Administratieve groep


Sergeant majoor administrateur:
Aan de administratieve groep was een sergeant majoor administrateur verbonden.

Fourier:
Aan de administratieve groep was een fourier verbonden, meestal een sergeant fourier.

Facteur:
Aan de administratieve groep was een facteur verbonden, meestal een soldaat, soms een korporaal.

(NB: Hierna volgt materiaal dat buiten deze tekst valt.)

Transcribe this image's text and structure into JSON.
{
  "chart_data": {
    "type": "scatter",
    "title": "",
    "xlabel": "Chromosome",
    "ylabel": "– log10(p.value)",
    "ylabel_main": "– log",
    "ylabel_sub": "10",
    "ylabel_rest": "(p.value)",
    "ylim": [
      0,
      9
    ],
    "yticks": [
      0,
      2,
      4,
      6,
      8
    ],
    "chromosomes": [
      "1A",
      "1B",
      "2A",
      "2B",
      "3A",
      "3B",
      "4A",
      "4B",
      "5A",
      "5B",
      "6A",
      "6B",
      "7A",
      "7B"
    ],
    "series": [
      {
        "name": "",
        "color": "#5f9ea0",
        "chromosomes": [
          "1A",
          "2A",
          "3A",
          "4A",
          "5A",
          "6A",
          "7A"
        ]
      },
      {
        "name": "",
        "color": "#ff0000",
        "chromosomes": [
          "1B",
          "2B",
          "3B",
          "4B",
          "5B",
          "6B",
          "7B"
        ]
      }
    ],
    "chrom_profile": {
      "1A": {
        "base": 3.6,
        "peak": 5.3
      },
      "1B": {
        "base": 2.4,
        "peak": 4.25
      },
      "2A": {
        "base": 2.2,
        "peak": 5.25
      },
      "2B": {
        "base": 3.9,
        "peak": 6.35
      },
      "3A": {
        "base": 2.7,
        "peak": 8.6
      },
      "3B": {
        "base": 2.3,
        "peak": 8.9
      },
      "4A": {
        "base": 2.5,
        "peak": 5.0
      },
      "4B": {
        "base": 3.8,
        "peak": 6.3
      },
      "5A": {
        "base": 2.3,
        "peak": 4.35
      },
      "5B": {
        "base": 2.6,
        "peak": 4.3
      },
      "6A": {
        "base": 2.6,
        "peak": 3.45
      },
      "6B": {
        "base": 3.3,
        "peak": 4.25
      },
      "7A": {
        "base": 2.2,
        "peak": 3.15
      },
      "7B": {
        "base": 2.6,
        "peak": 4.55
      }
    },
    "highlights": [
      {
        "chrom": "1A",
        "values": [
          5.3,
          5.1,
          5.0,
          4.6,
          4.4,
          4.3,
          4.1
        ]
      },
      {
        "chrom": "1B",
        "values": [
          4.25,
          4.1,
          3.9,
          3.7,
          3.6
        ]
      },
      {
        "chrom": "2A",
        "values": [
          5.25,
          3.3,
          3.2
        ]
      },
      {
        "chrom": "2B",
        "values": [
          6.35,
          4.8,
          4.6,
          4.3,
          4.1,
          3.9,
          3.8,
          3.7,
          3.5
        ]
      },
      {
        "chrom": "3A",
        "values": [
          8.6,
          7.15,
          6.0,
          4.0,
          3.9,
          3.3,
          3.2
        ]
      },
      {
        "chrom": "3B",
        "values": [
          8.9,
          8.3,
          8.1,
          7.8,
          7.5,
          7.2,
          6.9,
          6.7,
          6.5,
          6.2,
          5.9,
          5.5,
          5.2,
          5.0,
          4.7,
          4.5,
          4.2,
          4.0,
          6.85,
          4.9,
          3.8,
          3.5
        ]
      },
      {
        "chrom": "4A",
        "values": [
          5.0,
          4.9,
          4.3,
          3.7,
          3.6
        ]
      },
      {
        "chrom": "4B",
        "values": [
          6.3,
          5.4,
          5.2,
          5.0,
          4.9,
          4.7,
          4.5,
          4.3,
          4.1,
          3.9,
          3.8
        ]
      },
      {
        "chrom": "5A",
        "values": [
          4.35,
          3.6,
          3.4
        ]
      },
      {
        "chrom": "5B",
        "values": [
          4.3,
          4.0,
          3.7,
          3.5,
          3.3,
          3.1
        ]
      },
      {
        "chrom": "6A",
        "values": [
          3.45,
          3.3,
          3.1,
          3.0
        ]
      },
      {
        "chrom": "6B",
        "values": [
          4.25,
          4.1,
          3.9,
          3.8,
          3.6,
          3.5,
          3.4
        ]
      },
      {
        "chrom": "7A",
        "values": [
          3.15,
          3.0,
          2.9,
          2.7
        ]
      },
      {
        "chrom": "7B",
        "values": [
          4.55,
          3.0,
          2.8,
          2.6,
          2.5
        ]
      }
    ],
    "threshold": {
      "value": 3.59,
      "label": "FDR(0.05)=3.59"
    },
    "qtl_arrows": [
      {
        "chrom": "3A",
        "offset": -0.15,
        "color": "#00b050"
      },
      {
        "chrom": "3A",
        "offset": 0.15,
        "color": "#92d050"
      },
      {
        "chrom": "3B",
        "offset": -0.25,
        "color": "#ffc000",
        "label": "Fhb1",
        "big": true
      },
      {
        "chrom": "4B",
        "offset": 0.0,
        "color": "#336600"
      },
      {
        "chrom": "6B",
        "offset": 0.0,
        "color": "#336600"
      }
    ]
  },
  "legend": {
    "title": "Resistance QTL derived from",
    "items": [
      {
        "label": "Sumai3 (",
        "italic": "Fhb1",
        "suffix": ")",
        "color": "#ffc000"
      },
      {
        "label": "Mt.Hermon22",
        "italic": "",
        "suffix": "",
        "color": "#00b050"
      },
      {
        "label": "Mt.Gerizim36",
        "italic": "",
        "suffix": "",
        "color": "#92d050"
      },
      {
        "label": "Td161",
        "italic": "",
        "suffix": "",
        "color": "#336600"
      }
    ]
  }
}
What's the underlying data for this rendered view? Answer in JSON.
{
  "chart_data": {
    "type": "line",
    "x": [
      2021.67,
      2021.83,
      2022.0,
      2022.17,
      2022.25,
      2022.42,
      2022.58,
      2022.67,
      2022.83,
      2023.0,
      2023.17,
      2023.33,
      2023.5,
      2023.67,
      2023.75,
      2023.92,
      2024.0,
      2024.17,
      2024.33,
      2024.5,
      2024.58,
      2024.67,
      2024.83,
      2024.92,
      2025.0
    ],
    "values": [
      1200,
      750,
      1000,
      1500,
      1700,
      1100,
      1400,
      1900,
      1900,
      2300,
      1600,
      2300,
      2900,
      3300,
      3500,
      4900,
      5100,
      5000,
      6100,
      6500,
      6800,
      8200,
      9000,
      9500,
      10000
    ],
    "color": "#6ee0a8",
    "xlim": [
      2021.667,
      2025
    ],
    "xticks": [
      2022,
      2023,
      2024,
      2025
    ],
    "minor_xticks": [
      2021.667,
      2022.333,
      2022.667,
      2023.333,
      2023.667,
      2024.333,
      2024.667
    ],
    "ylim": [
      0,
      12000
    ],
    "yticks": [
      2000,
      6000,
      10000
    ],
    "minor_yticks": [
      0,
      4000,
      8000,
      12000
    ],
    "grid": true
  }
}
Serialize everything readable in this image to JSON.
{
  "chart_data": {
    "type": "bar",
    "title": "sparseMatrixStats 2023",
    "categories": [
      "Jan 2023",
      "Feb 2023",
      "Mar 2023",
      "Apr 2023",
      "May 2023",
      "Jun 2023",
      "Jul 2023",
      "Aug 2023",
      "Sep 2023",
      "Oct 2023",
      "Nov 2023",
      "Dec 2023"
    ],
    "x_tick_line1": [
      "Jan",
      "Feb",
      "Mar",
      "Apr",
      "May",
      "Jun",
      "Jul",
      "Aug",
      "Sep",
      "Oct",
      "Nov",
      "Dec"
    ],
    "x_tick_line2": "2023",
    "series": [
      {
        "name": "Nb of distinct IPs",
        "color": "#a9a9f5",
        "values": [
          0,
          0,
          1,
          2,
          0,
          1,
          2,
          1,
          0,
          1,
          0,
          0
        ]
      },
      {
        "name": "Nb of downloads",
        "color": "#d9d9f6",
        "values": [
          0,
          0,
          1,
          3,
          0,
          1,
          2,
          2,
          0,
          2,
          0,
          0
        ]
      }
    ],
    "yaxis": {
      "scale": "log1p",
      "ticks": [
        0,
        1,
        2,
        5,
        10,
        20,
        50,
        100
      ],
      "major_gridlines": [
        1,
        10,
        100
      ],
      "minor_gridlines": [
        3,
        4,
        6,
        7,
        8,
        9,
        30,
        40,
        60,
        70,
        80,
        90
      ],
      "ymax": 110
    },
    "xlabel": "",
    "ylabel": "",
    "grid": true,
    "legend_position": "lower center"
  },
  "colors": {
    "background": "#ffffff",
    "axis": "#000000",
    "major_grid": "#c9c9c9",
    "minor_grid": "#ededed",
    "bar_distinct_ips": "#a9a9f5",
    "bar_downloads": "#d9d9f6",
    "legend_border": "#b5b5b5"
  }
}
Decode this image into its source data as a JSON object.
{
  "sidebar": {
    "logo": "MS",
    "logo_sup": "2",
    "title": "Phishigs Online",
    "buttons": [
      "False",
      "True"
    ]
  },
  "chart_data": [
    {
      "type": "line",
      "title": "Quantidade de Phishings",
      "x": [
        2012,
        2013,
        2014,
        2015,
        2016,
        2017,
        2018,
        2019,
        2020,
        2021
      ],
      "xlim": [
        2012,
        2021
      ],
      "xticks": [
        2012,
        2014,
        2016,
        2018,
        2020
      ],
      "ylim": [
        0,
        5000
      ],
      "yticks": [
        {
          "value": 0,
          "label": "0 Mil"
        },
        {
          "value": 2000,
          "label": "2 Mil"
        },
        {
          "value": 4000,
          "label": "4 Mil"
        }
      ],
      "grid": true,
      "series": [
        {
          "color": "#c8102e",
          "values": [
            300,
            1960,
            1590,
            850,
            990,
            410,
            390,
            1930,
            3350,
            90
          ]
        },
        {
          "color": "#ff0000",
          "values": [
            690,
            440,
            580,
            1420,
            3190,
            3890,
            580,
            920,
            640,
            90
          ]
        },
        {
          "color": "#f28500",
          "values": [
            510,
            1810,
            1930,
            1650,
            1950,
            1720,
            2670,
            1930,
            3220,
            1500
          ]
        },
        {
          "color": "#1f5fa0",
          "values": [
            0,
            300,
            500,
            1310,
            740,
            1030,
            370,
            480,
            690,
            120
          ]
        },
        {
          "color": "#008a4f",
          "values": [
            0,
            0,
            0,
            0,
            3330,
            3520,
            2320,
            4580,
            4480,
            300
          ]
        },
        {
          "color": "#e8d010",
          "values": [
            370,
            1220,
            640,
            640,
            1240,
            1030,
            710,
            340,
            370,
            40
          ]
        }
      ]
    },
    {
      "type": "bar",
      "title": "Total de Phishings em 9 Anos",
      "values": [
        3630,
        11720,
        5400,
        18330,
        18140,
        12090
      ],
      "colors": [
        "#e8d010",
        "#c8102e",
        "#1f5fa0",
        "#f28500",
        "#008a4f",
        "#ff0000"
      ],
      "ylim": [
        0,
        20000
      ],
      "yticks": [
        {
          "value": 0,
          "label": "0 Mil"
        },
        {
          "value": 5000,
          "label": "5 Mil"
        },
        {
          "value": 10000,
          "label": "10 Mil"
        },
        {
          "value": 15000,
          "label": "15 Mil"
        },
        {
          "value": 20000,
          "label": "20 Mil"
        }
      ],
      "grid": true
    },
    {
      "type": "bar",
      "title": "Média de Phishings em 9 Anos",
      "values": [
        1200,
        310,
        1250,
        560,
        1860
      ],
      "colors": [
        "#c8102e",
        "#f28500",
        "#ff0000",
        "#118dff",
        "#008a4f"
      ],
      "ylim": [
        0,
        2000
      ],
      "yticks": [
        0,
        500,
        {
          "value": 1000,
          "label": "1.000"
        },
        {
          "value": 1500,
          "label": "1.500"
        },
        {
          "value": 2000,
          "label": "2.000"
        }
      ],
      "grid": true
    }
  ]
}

Hij verzorgde de veldpost voor de compagnie.



Korpstrein


De korpstrein van de (tirailleur) compagnie van een regiment infanterie bestond uit een munitiewagen, een gereedschapswagen, een keukenwagen en bij de regimenten 23-46 was een proviandwagen met 2 paarden en een rijder van de bok ingedeeld.

Sergeant menagemeester:
De commandant van de korpstrein was meestal een sergeant.

Kok:
Aan de keukentrein was een kok verbonden, meestal een soldaat, soms een korporaal.

Bijkok 1:
Aan de keukentrein waren twee bijkoks verbonden, deze waren meestal soldaat, soms korporaal.

Bijkok 2:
Aan de keukentrein waren twee bijkoks verbonden, deze waren meestal soldaat, soms korporaal.

Rijder-van-de-bok munitiewagen: Meestal een soldaat, soms een korporaal. Doorgaans kwamen deze van een RVA; vredesregiment artillerie.

Rijder-van-de-bok gereedschapswagen: Meestal een soldaat, soms een korporaal. Doorgaans kwamen deze van een RVA; vredesregiment artillerie.

Rijder-van-de-bok keukenwagen: Meestal een soldaat, soms een korporaal. Doorgaans kwamen deze van een RVA; vredesregiment artillerie.

Rijder-van-de-bok proviandwagen: Meestal een soldaat, soms een korporaal. Doorgaans kwamen deze van een RVA; vredesregiment artillerie. Alleeen bij de regimenten 23-46.

Reservemanschap 1: Meestal een soldaat, soms een korporaal.

Reservemanschap 2: Meestal een soldaat, soms een korporaal.